At the beginning of April, Ford UK and Time to Change launched the Elephant in the Transit campaign to raise awareness about mental health and to encourage people to speak out about it. According to data, one in four people in the UK experience mental health problems, yet it is not very widely spoken about.
It is also proven that men are less likely to speak out about their mental health problems, and therefore the Elephant in the Transit campaign is geared towards helping men feel more comfortable about discussing these struggles, as well as helping people to spot the symptoms of mental health among others.
Despite this and other high-profile campaigns, the latest research from the Business Barometer, which comes from Mercedes-Benz Vans UK says that 56% of van drivers and owners still say there is a stigma attached to discussing mental health at work. They spoke with more than 2,000 van drivers and owners, and one of the highest reasons given for the stigma was that commercial driving is a ‘male-dominated industry’.
The research was published on Monday as part of 2018’s Mental Health Awareness Week and we at TC Harrison Ford stand by any business that is trying to create more awareness and remove any stigma surrounding mental health. Government figures from the ONS Report 2001-2013 show that men between the ages of 20 and 49 are more likely to die from suicide than cancer, road accidents, or heart disease. Therefore, it is especially important that male-dominated work environments do more when it comes to challenging the stigmas and encouraging people to be open about mental health. Allowing people to feel more comfortable and confident to speak out about mental health issues could save lives, it is that important.
Those who don’t know a lot about mental health, use resources such as Time to Change, the Mental Health Foundation and Mind to discover more. It is so important to be able to spot if a friend, loved one or colleague is struggling with their mental health.
Everybody reacts differently to mental health issues and there are a wide range of symptoms that sufferers may or may not exhibit, some signs may be:
They are apathetic and show a lack of interest in their hobbies, social events, or anything else they are usually interested in
Withdrawing, including quietness, ‘zoning out’ or lack of interaction
Extreme emotional reactions to events, comments or situations, which you may feel seem out of proportion
They exhibit ‘high’ moments, or mania, which may include them fidgeting, speaking quickly and stumbling over their words, poor judgement and impulsive and risky behaviours (excessive spending is a very common symptom of mania)

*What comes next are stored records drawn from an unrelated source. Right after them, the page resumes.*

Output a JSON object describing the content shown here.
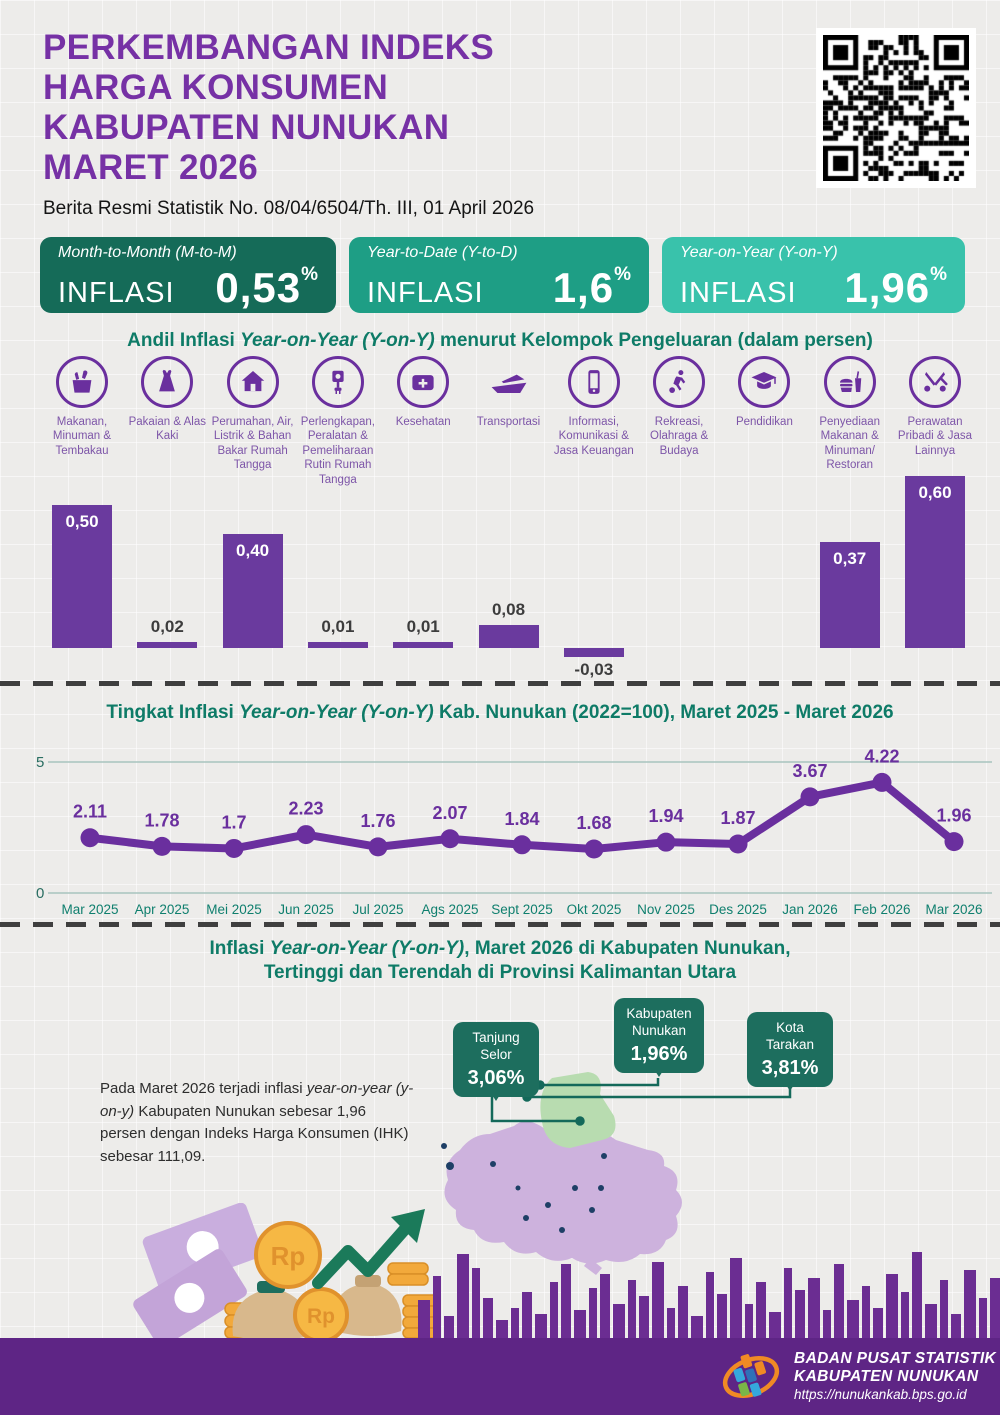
{
  "header": {
    "title_lines": [
      "PERKEMBANGAN INDEKS",
      "HARGA KONSUMEN",
      "KABUPATEN NUNUKAN",
      "MARET 2026"
    ],
    "subtitle": "Berita Resmi Statistik No. 08/04/6504/Th. III, 01 April 2026"
  },
  "stat_cards": [
    {
      "period": "Month-to-Month (M-to-M)",
      "label": "INFLASI",
      "value": "0,53",
      "unit": "%",
      "color": "#156b58"
    },
    {
      "period": "Year-to-Date (Y-to-D)",
      "label": "INFLASI",
      "value": "1,6",
      "unit": "%",
      "color": "#1e9e85"
    },
    {
      "period": "Year-on-Year (Y-on-Y)",
      "label": "INFLASI",
      "value": "1,96",
      "unit": "%",
      "color": "#39c2ab"
    }
  ],
  "chart_data": [
    {
      "type": "bar",
      "title_prefix": "Andil Inflasi ",
      "title_italic": "Year-on-Year (Y-on-Y)",
      "title_suffix": " menurut Kelompok Pengeluaran (dalam persen)",
      "categories": [
        "Makanan, Minuman & Tembakau",
        "Pakaian & Alas Kaki",
        "Perumahan, Air, Listrik & Bahan Bakar Rumah Tangga",
        "Perlengkapan, Peralatan & Pemeliharaan Rutin Rumah Tangga",
        "Kesehatan",
        "Transportasi",
        "Informasi, Komunikasi & Jasa Keuangan",
        "Rekreasi, Olahraga & Budaya",
        "Pendidikan",
        "Penyediaan Makanan & Minuman/ Restoran",
        "Perawatan Pribadi & Jasa Lainnya"
      ],
      "icons": [
        "food-basket-icon",
        "dress-icon",
        "house-icon",
        "appliance-plug-icon",
        "medical-kit-icon",
        "ship-icon",
        "smartphone-icon",
        "sports-icon",
        "graduation-cap-icon",
        "food-drink-icon",
        "scissors-icon"
      ],
      "values": [
        0.5,
        0.02,
        0.4,
        0.01,
        0.01,
        0.08,
        -0.03,
        0,
        0,
        0.37,
        0.6
      ],
      "value_labels": [
        "0,50",
        "0,02",
        "0,40",
        "0,01",
        "0,01",
        "0,08",
        "-0,03",
        "",
        "",
        "0,37",
        "0,60"
      ],
      "bar_color": "#6a3a9e"
    },
    {
      "type": "line",
      "title_prefix": "Tingkat Inflasi  ",
      "title_italic": "Year-on-Year (Y-on-Y)",
      "title_suffix": " Kab. Nunukan (2022=100), Maret 2025 - Maret 2026",
      "categories": [
        "Mar 2025",
        "Apr 2025",
        "Mei 2025",
        "Jun 2025",
        "Jul 2025",
        "Ags 2025",
        "Sept 2025",
        "Okt 2025",
        "Nov 2025",
        "Des 2025",
        "Jan 2026",
        "Feb 2026",
        "Mar 2026"
      ],
      "values": [
        2.11,
        1.78,
        1.7,
        2.23,
        1.76,
        2.07,
        1.84,
        1.68,
        1.94,
        1.87,
        3.67,
        4.22,
        1.96
      ],
      "value_labels": [
        "2.11",
        "1.78",
        "1.7",
        "2.23",
        "1.76",
        "2.07",
        "1.84",
        "1.68",
        "1.94",
        "1.87",
        "3.67",
        "4.22",
        "1.96"
      ],
      "ylim": [
        0,
        5
      ],
      "yticks": [
        "0",
        "5"
      ],
      "grid": true,
      "line_color": "#6a2f9e"
    }
  ],
  "map_section": {
    "title1_prefix": "Inflasi ",
    "title1_italic": "Year-on-Year (Y-on-Y)",
    "title1_suffix": ", Maret 2026 di Kabupaten Nunukan,",
    "title2": "Tertinggi dan Terendah di Provinsi Kalimantan Utara",
    "callouts": [
      {
        "name": "Tanjung Selor",
        "value": "3,06%"
      },
      {
        "name": "Kabupaten Nunukan",
        "value": "1,96%"
      },
      {
        "name": "Kota Tarakan",
        "value": "3,81%"
      }
    ],
    "note_p1": "Pada Maret 2026 terjadi inflasi ",
    "note_italic": "year-on-year (y-on-y)",
    "note_p2": " Kabupaten Nunukan sebesar 1,96 persen dengan Indeks Harga Konsumen (IHK) sebesar 111,09."
  },
  "illustration": {
    "coin_label": "Rp"
  },
  "footer": {
    "org_line1": "BADAN PUSAT STATISTIK",
    "org_line2": "KABUPATEN NUNUKAN",
    "url": "https://nunukankab.bps.go.id"
  },
  "colors": {
    "title_purple": "#7631a5",
    "bar_purple": "#6a3a9e",
    "teal_heading": "#0e7b67",
    "callout_teal": "#1d6e5e",
    "footer_purple": "#5e2585",
    "map_island": "#cdb2dd",
    "map_north_region": "#b8dcb0",
    "card_dark": "#156b58",
    "card_mid": "#1e9e85",
    "card_light": "#39c2ab"
  }
}
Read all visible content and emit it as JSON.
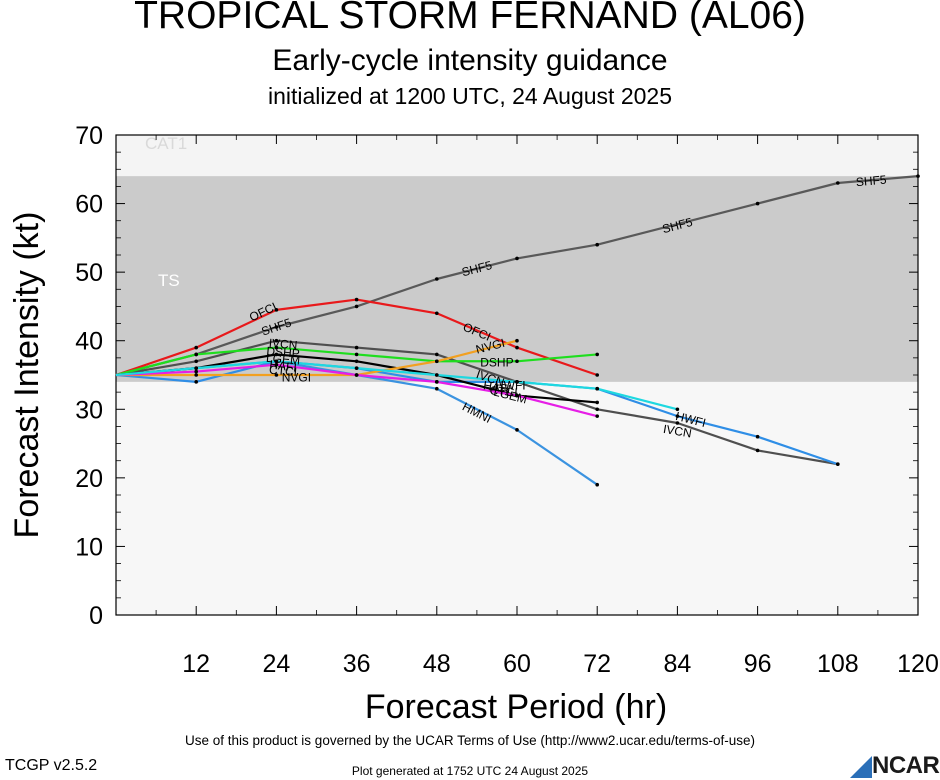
{
  "header": {
    "title": "TROPICAL STORM FERNAND (AL06)",
    "subtitle": "Early-cycle intensity guidance",
    "init": "initialized at 1200 UTC, 24 August 2025"
  },
  "footer": {
    "terms": "Use of this product is governed by the UCAR Terms of Use (http://www2.ucar.edu/terms-of-use)",
    "version": "TCGP v2.5.2",
    "generated": "Plot generated at 1752 UTC   24 August 2025",
    "logo": "NCAR"
  },
  "colors": {
    "cat1_band": "#f4f4f4",
    "ts_band": "#cbcbcb",
    "below_band": "#f7f7f7",
    "band_label": "#ffffff",
    "cat1_label": "#d9d9d9"
  },
  "chart_data": {
    "type": "line",
    "xlabel": "Forecast Period (hr)",
    "ylabel": "Forecast Intensity (kt)",
    "xlim": [
      0,
      120
    ],
    "ylim": [
      0,
      70
    ],
    "xticks": [
      12,
      24,
      36,
      48,
      60,
      72,
      84,
      96,
      108,
      120
    ],
    "yticks": [
      0,
      10,
      20,
      30,
      40,
      50,
      60,
      70
    ],
    "bands": [
      {
        "label": "CAT1",
        "from": 64,
        "to": 70
      },
      {
        "label": "TS",
        "from": 34,
        "to": 64
      }
    ],
    "series": [
      {
        "name": "SHF5",
        "color": "#595959",
        "x": [
          0,
          12,
          24,
          36,
          48,
          60,
          72,
          96,
          108,
          120
        ],
        "y": [
          35,
          38,
          42,
          45,
          49,
          52,
          54,
          60,
          63,
          64
        ],
        "labels": [
          {
            "x": 24,
            "y": 42
          },
          {
            "x": 54,
            "y": 50.5
          },
          {
            "x": 84,
            "y": 56.8
          },
          {
            "x": 113,
            "y": 63.3
          }
        ]
      },
      {
        "name": "OFCI",
        "color": "#e8191b",
        "x": [
          0,
          12,
          24,
          36,
          48,
          60,
          72
        ],
        "y": [
          35,
          39,
          44.5,
          46,
          44,
          39,
          35
        ],
        "labels": [
          {
            "x": 22,
            "y": 44.2
          },
          {
            "x": 54,
            "y": 41.3
          }
        ]
      },
      {
        "name": "IVCN",
        "color": "#4f4f4f",
        "x": [
          0,
          12,
          24,
          36,
          48,
          60,
          72,
          84,
          96,
          108
        ],
        "y": [
          35,
          37,
          40,
          39,
          38,
          34,
          30,
          28,
          24,
          22
        ],
        "labels": [
          {
            "x": 25,
            "y": 39.5
          },
          {
            "x": 56,
            "y": 34.5
          },
          {
            "x": 84,
            "y": 26.8
          }
        ]
      },
      {
        "name": "HWFI",
        "color": "#2f8ee6",
        "x": [
          0,
          12,
          24,
          36,
          48,
          60,
          72,
          84,
          96,
          108
        ],
        "y": [
          35,
          34,
          37,
          36,
          34,
          34,
          33,
          29,
          26,
          22
        ],
        "labels": [
          {
            "x": 59,
            "y": 33.5
          },
          {
            "x": 86,
            "y": 28.5
          }
        ]
      },
      {
        "name": "HMNI",
        "color": "#3b93e0",
        "x": [
          0,
          12,
          24,
          36,
          48,
          60,
          72
        ],
        "y": [
          35,
          36,
          37,
          35,
          33,
          27,
          19
        ],
        "labels": [
          {
            "x": 54,
            "y": 29.5
          }
        ]
      },
      {
        "name": "DSHP",
        "color": "#1ede1e",
        "x": [
          0,
          12,
          24,
          36,
          48,
          60,
          72
        ],
        "y": [
          35,
          38,
          39,
          38,
          37,
          37,
          38
        ],
        "labels": [
          {
            "x": 25,
            "y": 38.3
          },
          {
            "x": 57,
            "y": 36.8
          }
        ]
      },
      {
        "name": "LGEM",
        "color": "#000000",
        "x": [
          0,
          12,
          24,
          36,
          48,
          60,
          72
        ],
        "y": [
          35,
          36,
          38,
          37,
          35,
          32,
          31
        ],
        "labels": [
          {
            "x": 25,
            "y": 37.3
          },
          {
            "x": 59,
            "y": 32
          }
        ]
      },
      {
        "name": "NVGI",
        "color": "#f2a020",
        "x": [
          0,
          12,
          24,
          36,
          48,
          60
        ],
        "y": [
          35,
          35,
          35,
          35,
          37,
          40
        ],
        "labels": [
          {
            "x": 27,
            "y": 34.6
          },
          {
            "x": 56,
            "y": 39.2
          }
        ]
      },
      {
        "name": "HAFI",
        "color": "#e61ee6",
        "x": [
          0,
          12,
          24,
          36,
          48,
          60,
          72
        ],
        "y": [
          35,
          35.5,
          36.5,
          35,
          34,
          32,
          29
        ],
        "labels": [
          {
            "x": 25,
            "y": 36.3
          },
          {
            "x": 57,
            "y": 33.2
          }
        ]
      },
      {
        "name": "CTCI",
        "color": "#1ed8e0",
        "x": [
          0,
          12,
          24,
          36,
          48,
          60,
          72,
          84
        ],
        "y": [
          35,
          36,
          37,
          36,
          35,
          34,
          33,
          30
        ],
        "labels": [
          {
            "x": 25,
            "y": 35.6
          },
          {
            "x": 58,
            "y": 32.6
          }
        ]
      }
    ]
  }
}
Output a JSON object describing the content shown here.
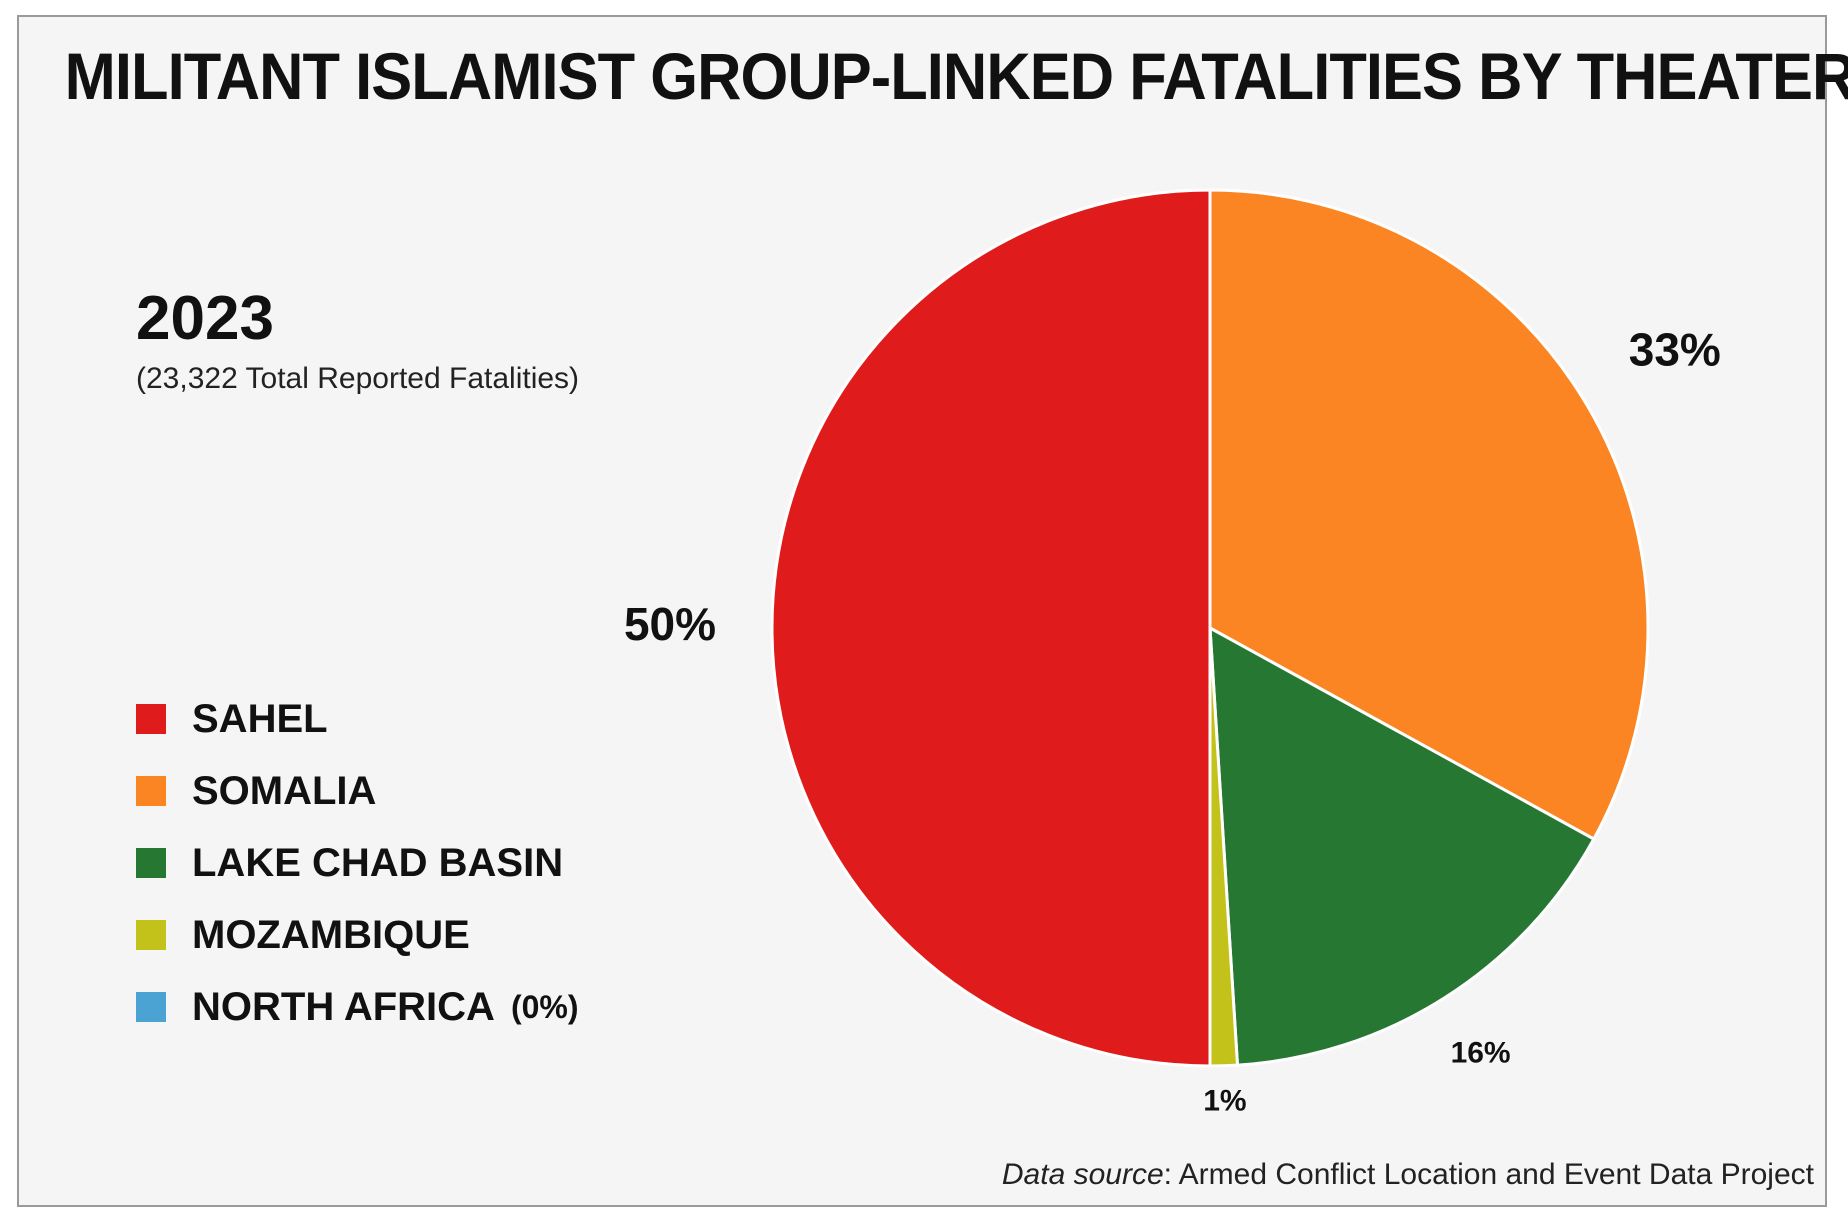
{
  "chart_data": {
    "type": "pie",
    "title": "MILITANT ISLAMIST GROUP-LINKED FATALITIES BY THEATER",
    "subtitle_year": "2023",
    "subtitle_total": "(23,322 Total Reported Fatalities)",
    "categories": [
      "SAHEL",
      "SOMALIA",
      "LAKE CHAD BASIN",
      "MOZAMBIQUE",
      "NORTH AFRICA"
    ],
    "values": [
      50,
      33,
      16,
      1,
      0
    ],
    "value_labels": [
      "50%",
      "33%",
      "16%",
      "1%",
      ""
    ],
    "colors": [
      "#e01b1b",
      "#fb8522",
      "#267732",
      "#c2c21a",
      "#4aa3d3"
    ],
    "legend_notes": [
      "",
      "",
      "",
      "",
      "(0%)"
    ],
    "legend_placement": "left"
  },
  "source": {
    "label": "Data source",
    "text": ": Armed Conflict Location and Event Data Project"
  }
}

Increased use of alcohol and / or drugs
Anger, including aggression and violence, self-loathing or passive aggression
Fluctuating moods and emotions
Being overly clingy or needy, which could be linked to abandonment anxiety
Ford and Time to Change put together their top five tips to use as a starting point for people who think those close to them are struggling with their mental health:
Start small by dropping them a text or a call
Find a good time and place
Go for a coffee
Ask them how they are and listen without interrupting or judging
Treat them the same way as you always have, no matter how they are acting of feeling, they are still the same person
If you are worried about a friend, family member or colleague and aren’t sure what to do, head to Time to Change for some advice.